I also don't think there's anyone obvious in my immediate environment, but that may just be a question of being open for it again - I haven't been single (or unsexed and single) since 2004 at this point. But more proactive OkCupidness as well. I think my ideas on what sort of person I would like to date have been changing with L and post L (and with setting up my own business in this past year), but it'll be interesting to see how that bears fruit in any upcoming dating. (I'm predicting a dating season to match the US's hurricane season, though hopefully with more little deaths than fatalities.)
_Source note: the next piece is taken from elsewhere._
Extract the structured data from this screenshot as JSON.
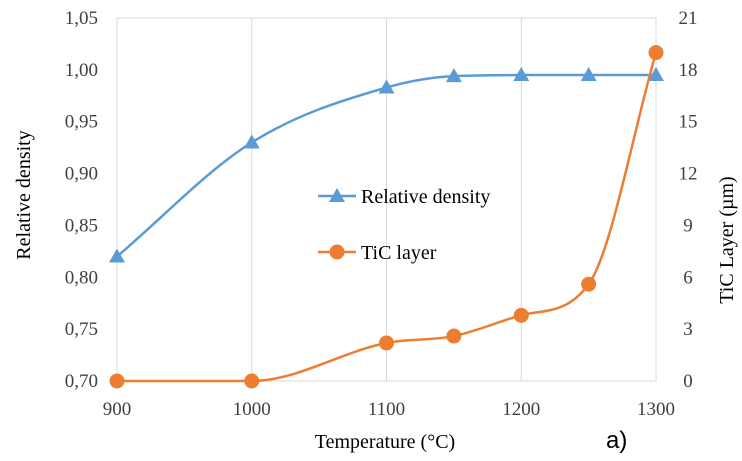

Solo sex life: My trusty vibrator doesn't seem to be working. Shopping is in order, I believe. It might also finally be time to just buy myself a butt plug, since that is a direction I've wanted to explore, and L was somewhat obliging (though he was very excited about love beads. He'd promised to take me sextoy shopping for my birtday, but somehow never got around to it...probably for the better, given how it's ended, and given how thoroughly I've felt the need to purge him from my life.)
Tonight: I've got a new mattress topper and sheets on my bed* for the first time - it's clearly incumbent upon me to break them in properly. I was thinkin of the raw power of the verb 'fuck' earlier today. I want to fuck somebody, for sure. Curiously, for me, it's viscerally very much a penetrative penis and vagina word, even though that's intellecutally not my philosophy at all. Time to inject a bit more diversity into my sex life? (Or maybe that's again through the haze of my own current horniness - even typing this make my nipples tingle...so off go I. Now. Because there's better things I could be doing with my fingers.)
*I replaced my bed for unrelated reasons, but it feels very fitting (and hygeinic) to be starting afresh in a bed that I haven't shared with him. I've also rearranged all the furniture in my room and gotten rid of (not enough of) my shit - it's all felt very cathartic, meet and just.